ALS and Lyme

fotiostzimas · 05-20-2006, 10:46 AM

Hello everyone
Has anyone of you PALS made test for Lyme / Borrelia burgdorferi
and found positive with the first blood test?
Geia hara and thank you very much
Fotios

ZamZamRose · 07-04-2006, 10:36 PM

hi,
when my dad was first diagnosed with ALS back in 2000 i was doing a lot of research and i stumbled upon a whole group of people who believe there is a link between lyme disease and ALS. i guess its because the later stages of lyme disease have some neurological symptoms that may mimic ALS. im actually still on an als-lyme mailing list but i have lost interest in the connection. i think it would be really hard to get the two illnesses mixed up considering that lyme disease begins with a huge bull's eye rash and has a whole list of symptoms that are nothing like those of ALS.

Al · 07-05-2006, 12:11 AM

Negative on test first time for me too Fotios. AL.

LilyC · 07-05-2006, 10:36 AM

Dear Fotios,

My mother, a 59 year old woman was diagnosed with ALS last August, then tested positive for Lyme via a lab in the US (tested negative in Canada).
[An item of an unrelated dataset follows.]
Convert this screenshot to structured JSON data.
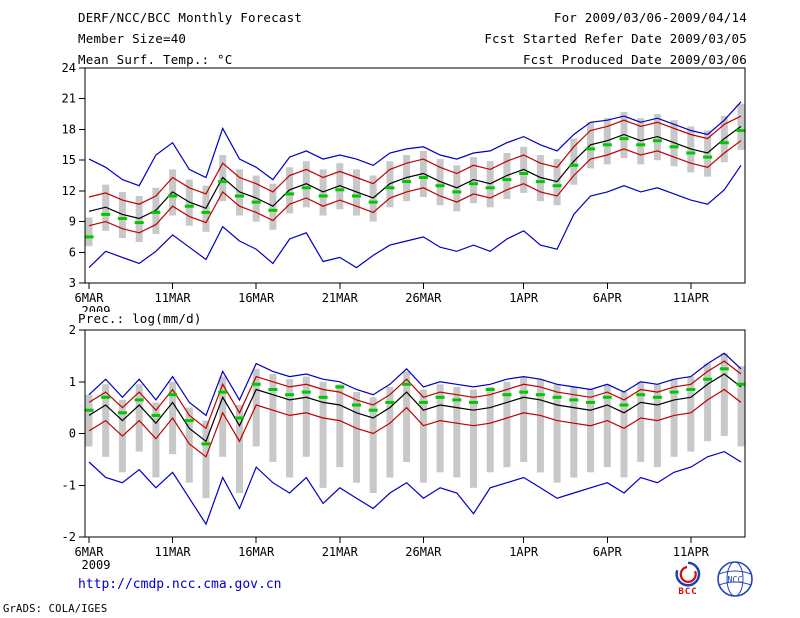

However, her symptoms are more similar to ALS and taking intense antiobiotics caused her to lose weight and more muscle strength. Consequently, she stopped and is currently taking glyconutrients. There seems to be a group of people on Yahoo that have an ALS/Lyme community. Is it coincidence that these two illnesses occur together? I doubt it. However, to my knowledge there are no health professionals who treat both at the same time. So, does anyone have any suggestions what we should do next?

We are confused and frustrated at the lack of a clear treatment direction, however we are grateful that her muscle wasting is slow enough for us to enjoy quality family time together.

By faith and prayers we live each day!

Lily

dana · 07-05-2006, 12:25 PM

My dad tested positive for Lyme here in the US. We went through the treatments and they did not work. Dad got an iv tube placed in his chest that we administered heavy antibiotics through and we did this for 8-9 months. Dad's symptoms continued to get worse and the Lyme treatments did nothing to improve his symptoms. The doctor he saw in Colorado said that he has had success with people who have limb onset ALS and test positive for Lyme. He has had people who were so weak and could not walk much go through the treatments and walk again. Miracle cure? I'm not sure. He admitted that he had no success with patients who have Bulbar ALS, which is what my dad has. We wanted to try it out though and see for ourselves. We saw, and it seems to not have worked. Sometimes I wonder though if we should still be doing it. You always pray for that miracle.
Dana

Al · 07-05-2006, 07:17 PM

Hi Lily. Welcome. I see you are a new member. The glyconutrients are expensive and if you use the search feature here and type it in you will find out that most people have found that they are not worth the money and there is no real way of telling if they work but the salesperson will always tell you they can't hurt. They don't hurt you only your pocketbook. Be informed. AL.